Why Should Startup Founders Consider Signing These Intellectual Property Agreements At The Outset of Their Business Journey?
A problem arises if one of the founders leaves before entity creation and takes his rights to certain intellectual properties (“IP”) along with him. The IP created sometimes never gets transferred to the startup company at all. One way to protect against someone else who inadvertently owns part of your IP is to adopt a standard form agreement that can be signed by anyone involved in the project: founders, employees and contractors alike. There are two types of IP agreements to consider:
IP Assignment Agreement
An IP assignment agreement is a necessary document to be signed by the founders of any business to ensure that all IP rights created by any of the founders before forming the business will be assigned to the new business entity. This is usually done as part of the formation process and often in full or partial payment for the founders’ shares.
For startups who intend to attract investors or venture capital firms in the future, it’s worth noting prospective investors will invest only in companies that clearly own their IP. Often, the valuation of a startup’s IP portfolio is what investors and venture capital firms determine when considering buying in. A potential investor wants to see that the Company owns the IP that the founders developed before the Company was incorporated. The way you’d achieve that is through a founder IP assignment agreement.

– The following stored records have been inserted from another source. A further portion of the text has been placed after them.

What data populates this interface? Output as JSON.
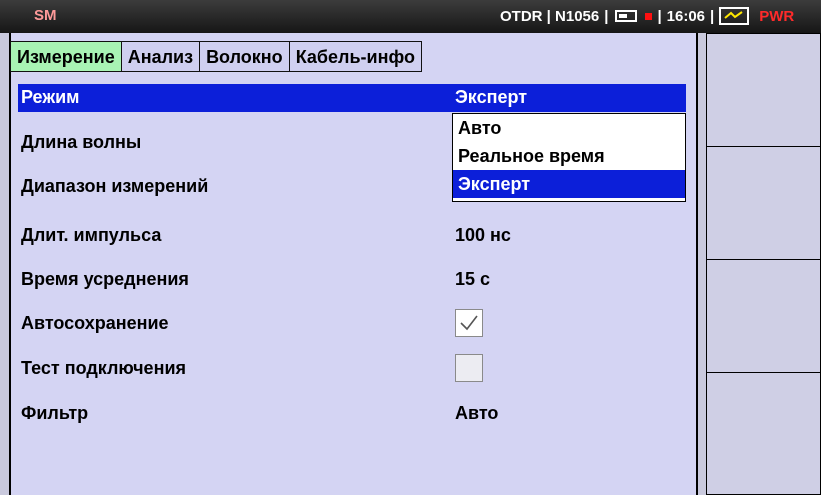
{
  "status_bar": {
    "mode": "SM",
    "device": "OTDR | N1056",
    "separator": "|",
    "time": "16:06",
    "power_label": "PWR"
  },
  "tabs": [
    {
      "label": "Измерение"
    },
    {
      "label": "Анализ"
    },
    {
      "label": "Волокно"
    },
    {
      "label": "Кабель-инфо"
    }
  ],
  "settings": {
    "mode": {
      "label": "Режим",
      "value": "Эксперт"
    },
    "wavelength": {
      "label": "Длина волны"
    },
    "range": {
      "label": "Диапазон измерений"
    },
    "pulse": {
      "label": "Длит. импульса",
      "value": "100 нс"
    },
    "averaging": {
      "label": "Время усреднения",
      "value": "15 с"
    },
    "autosave": {
      "label": "Автосохранение",
      "checked": true
    },
    "connection_test": {
      "label": "Тест подключения",
      "checked": false
    },
    "filter": {
      "label": "Фильтр",
      "value": "Авто"
    }
  },
  "mode_dropdown": {
    "options": [
      "Авто",
      "Реальное время",
      "Эксперт"
    ],
    "selected": "Эксперт"
  },
  "colors": {
    "panel_bg": "#d4d4f3",
    "active_tab": "#a8f3b4",
    "highlight": "#0c1fd9",
    "pwr_red": "#ff2a2a"
  }
}
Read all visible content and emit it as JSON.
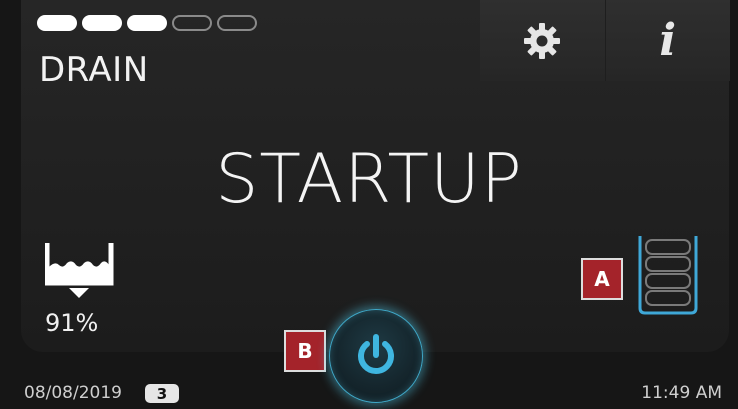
{
  "header": {
    "progress": {
      "filled": 3,
      "total": 5
    },
    "mode_label": "DRAIN",
    "buttons": [
      {
        "name": "settings",
        "icon": "gear-icon"
      },
      {
        "name": "info",
        "icon": "info-icon",
        "glyph": "i"
      }
    ]
  },
  "main": {
    "status_text": "STARTUP",
    "tank_level": {
      "icon": "tank-level-icon",
      "value": "91%"
    },
    "battery": {
      "icon": "battery-icon",
      "segments_total": 4,
      "color": "#3fa8d8"
    }
  },
  "markers": {
    "a": "A",
    "b": "B"
  },
  "power": {
    "icon": "power-icon",
    "color": "#3fb6e0"
  },
  "footer": {
    "date": "08/08/2019",
    "badge": "3",
    "time": "11:49 AM"
  }
}
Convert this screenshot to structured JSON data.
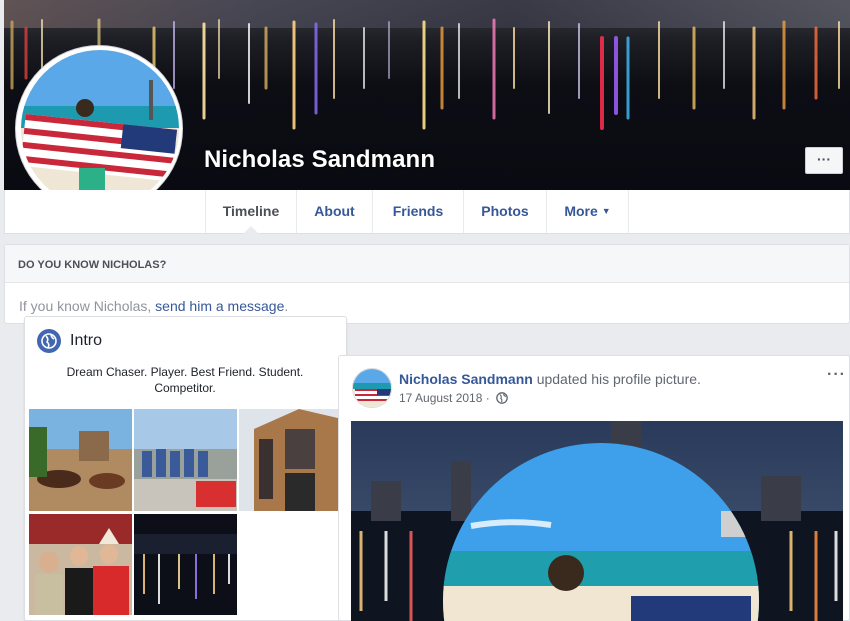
{
  "profile": {
    "name": "Nicholas Sandmann",
    "cover_more_label": "···"
  },
  "nav": {
    "items": [
      {
        "label": "Timeline",
        "active": true
      },
      {
        "label": "About"
      },
      {
        "label": "Friends"
      },
      {
        "label": "Photos"
      },
      {
        "label": "More",
        "dropdown": true
      }
    ],
    "caret": "▼"
  },
  "know": {
    "header": "DO YOU KNOW NICHOLAS?",
    "prefix": "If you know Nicholas, ",
    "link": "send him a message",
    "suffix": "."
  },
  "intro": {
    "icon": "globe-icon",
    "title": "Intro",
    "bio": "Dream Chaser. Player. Best Friend. Student. Competitor."
  },
  "post": {
    "author": "Nicholas Sandmann",
    "action": " updated his profile picture.",
    "date": "17 August 2018 ·",
    "privacy_icon": "globe-icon",
    "menu": "···"
  },
  "colors": {
    "link": "#365899",
    "facebook_blue": "#4267b2",
    "page_bg": "#e9ebee"
  }
}
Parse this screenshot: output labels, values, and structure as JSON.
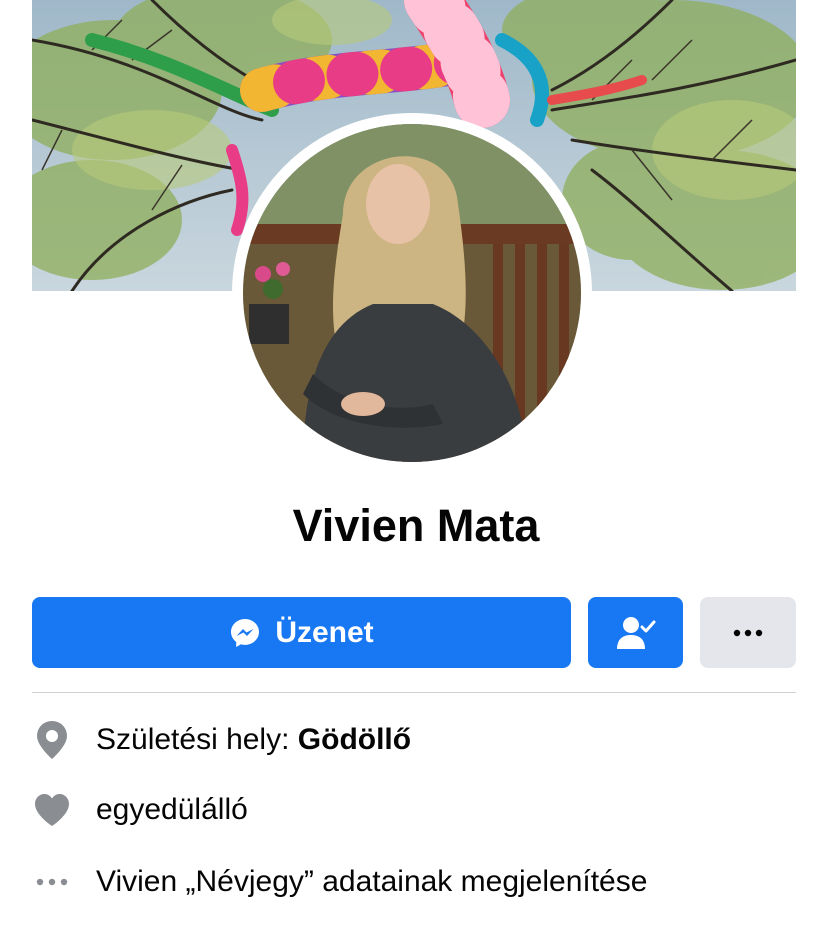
{
  "profile": {
    "name": "Vivien Mata"
  },
  "actions": {
    "message_label": "Üzenet",
    "friend_icon": "friends-check-icon",
    "more_icon": "more-dots-icon"
  },
  "info": {
    "birthplace_label": "Születési hely: ",
    "birthplace_value": "Gödöllő",
    "relationship": "egyedülálló",
    "about_link": "Vivien „Névjegy” adatainak megjelenítése"
  },
  "colors": {
    "accent": "#1877f2",
    "secondary_button": "#e4e6eb",
    "icon_gray": "#8a8d91",
    "text": "#050505"
  }
}
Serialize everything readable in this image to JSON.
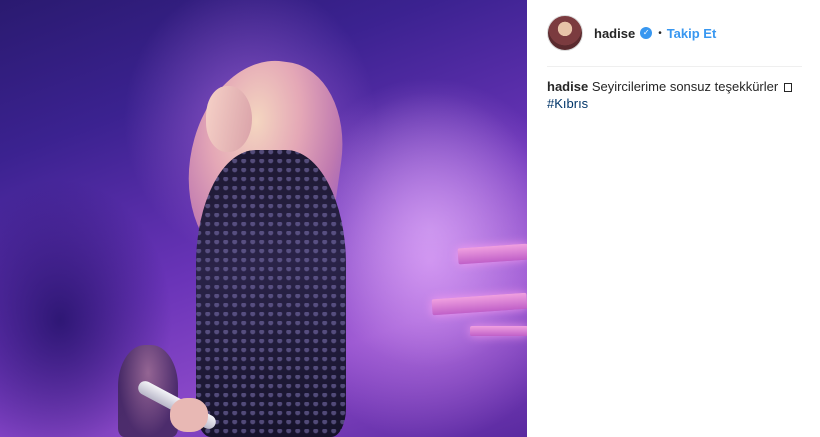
{
  "post": {
    "username": "hadise",
    "verified_icon": "verified-badge-icon",
    "separator": "•",
    "follow_label": "Takip Et",
    "caption_user": "hadise",
    "caption_text": "Seyircilerime sonsuz teşekkürler",
    "caption_emoji_placeholder": "□",
    "hashtag": "#Kıbrıs"
  },
  "colors": {
    "accent": "#3897f0",
    "hashtag": "#003569",
    "text": "#262626"
  }
}
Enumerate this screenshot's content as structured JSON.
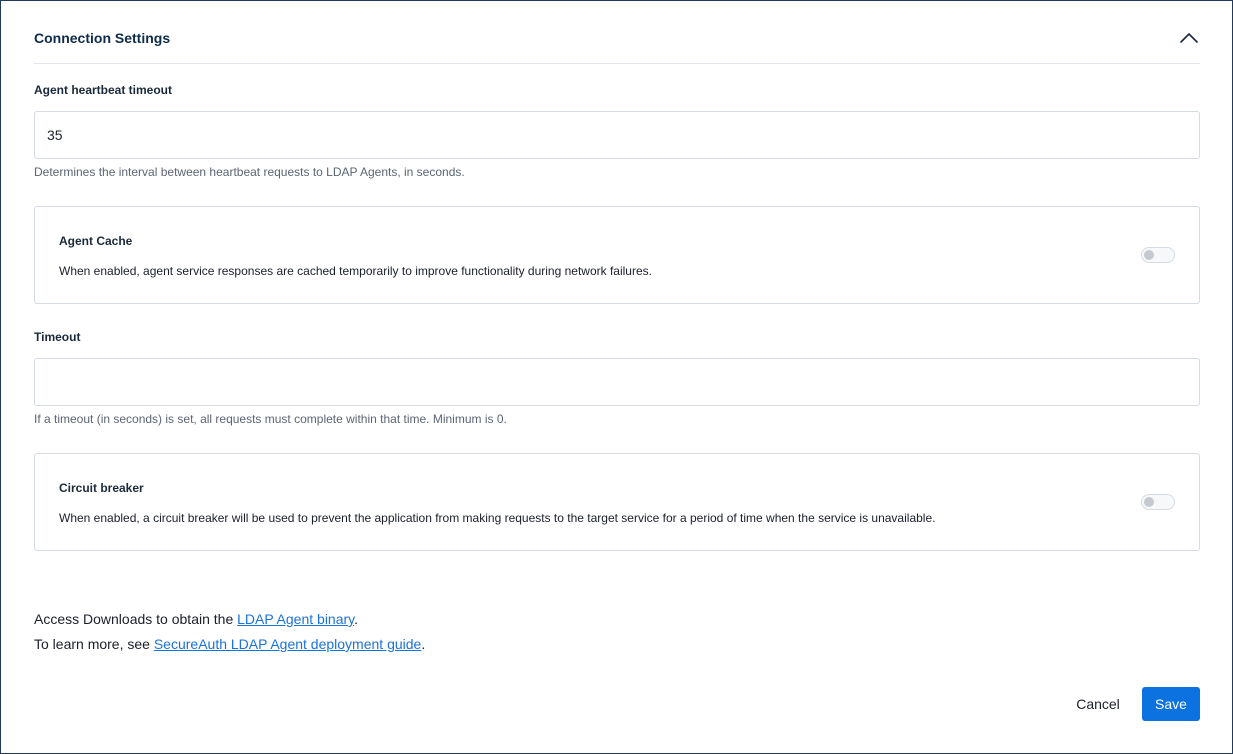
{
  "section": {
    "title": "Connection Settings",
    "collapse_icon": "chevron-up-icon"
  },
  "heartbeat": {
    "label": "Agent heartbeat timeout",
    "value": "35",
    "helper": "Determines the interval between heartbeat requests to LDAP Agents, in seconds."
  },
  "agent_cache": {
    "title": "Agent Cache",
    "description": "When enabled, agent service responses are cached temporarily to improve functionality during network failures.",
    "enabled": false
  },
  "timeout": {
    "label": "Timeout",
    "value": "",
    "helper": "If a timeout (in seconds) is set, all requests must complete within that time. Minimum is 0."
  },
  "circuit_breaker": {
    "title": "Circuit breaker",
    "description": "When enabled, a circuit breaker will be used to prevent the application from making requests to the target service for a period of time when the service is unavailable.",
    "enabled": false
  },
  "downloads": {
    "prefix": "Access Downloads to obtain the ",
    "link": "LDAP Agent binary",
    "suffix": "."
  },
  "learn_more": {
    "prefix": "To learn more, see ",
    "link": "SecureAuth LDAP Agent deployment guide",
    "suffix": "."
  },
  "actions": {
    "cancel_label": "Cancel",
    "save_label": "Save"
  },
  "colors": {
    "primary": "#0b72e0",
    "link": "#1a73d9",
    "title": "#0d2b4a"
  }
}
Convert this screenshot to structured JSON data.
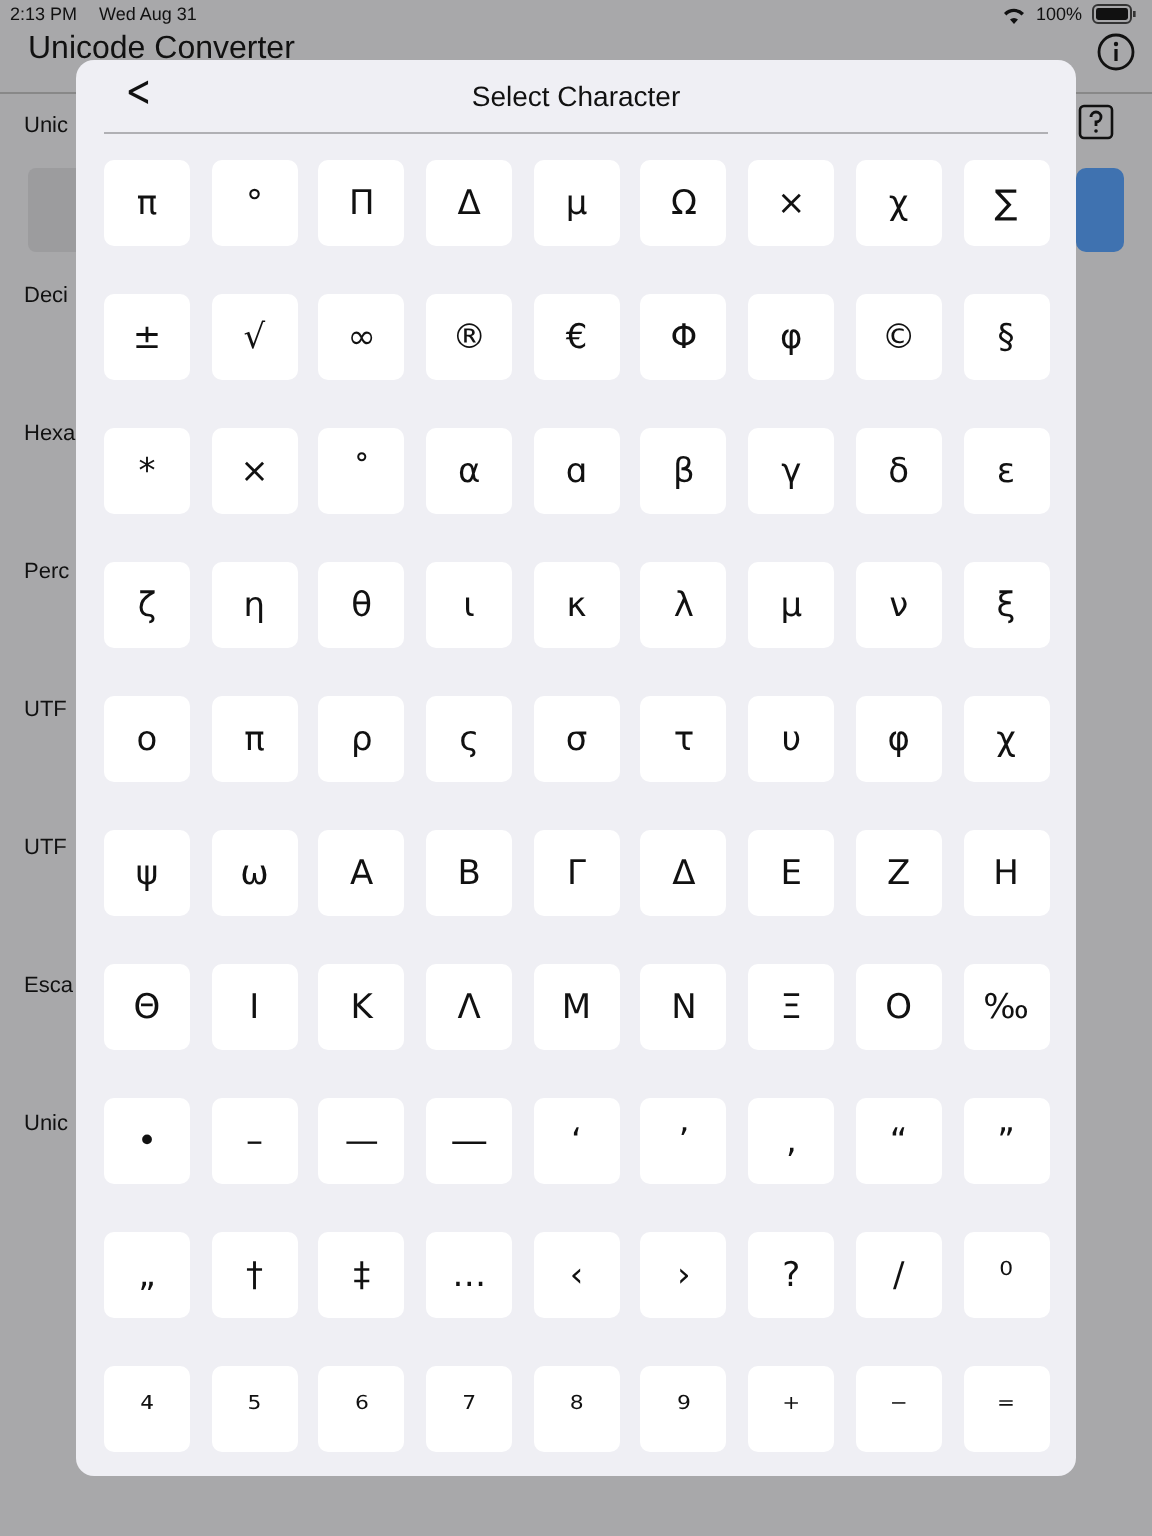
{
  "status_bar": {
    "time": "2:13 PM",
    "date": "Wed Aug 31",
    "battery": "100%"
  },
  "background": {
    "title": "Unicode Converter",
    "labels": [
      "Unic",
      "Deci",
      "Hexa",
      "Perc",
      "UTF",
      "UTF",
      "Esca",
      "Unic"
    ]
  },
  "dialog": {
    "back": "<",
    "title": "Select Character",
    "characters": [
      "π",
      "°",
      "Π",
      "Δ",
      "µ",
      "Ω",
      "×",
      "χ",
      "∑",
      "±",
      "√",
      "∞",
      "®",
      "€",
      "Φ",
      "φ",
      "©",
      "§",
      "*",
      "×",
      "˚",
      "α",
      "ɑ",
      "β",
      "γ",
      "δ",
      "ε",
      "ζ",
      "η",
      "θ",
      "ι",
      "κ",
      "λ",
      "μ",
      "ν",
      "ξ",
      "ο",
      "π",
      "ρ",
      "ς",
      "σ",
      "τ",
      "υ",
      "φ",
      "χ",
      "ψ",
      "ω",
      "Α",
      "Β",
      "Γ",
      "Δ",
      "Ε",
      "Ζ",
      "Η",
      "Θ",
      "Ι",
      "Κ",
      "Λ",
      "Μ",
      "Ν",
      "Ξ",
      "Ο",
      "‰",
      "•",
      "–",
      "—",
      "―",
      "‘",
      "’",
      "‚",
      "“",
      "”",
      "„",
      "†",
      "‡",
      "…",
      "‹",
      "›",
      "?",
      "/",
      "⁰",
      "⁴",
      "⁵",
      "⁶",
      "⁷",
      "⁸",
      "⁹",
      "⁺",
      "⁻",
      "⁼"
    ]
  }
}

Confidentiality and Proprietary Rights Agreement
Similarly, when we talk about employees after the corporation is formed, you need to make sure your concepts and inventions stay in business — instead of walking out the door with your employees. A Confidentiality and Proprietary Rights Agreement will help you do just that, ensuring that all of the ideas and inventions your employees, contractors, service providers or founders create at work remain the property of your Company.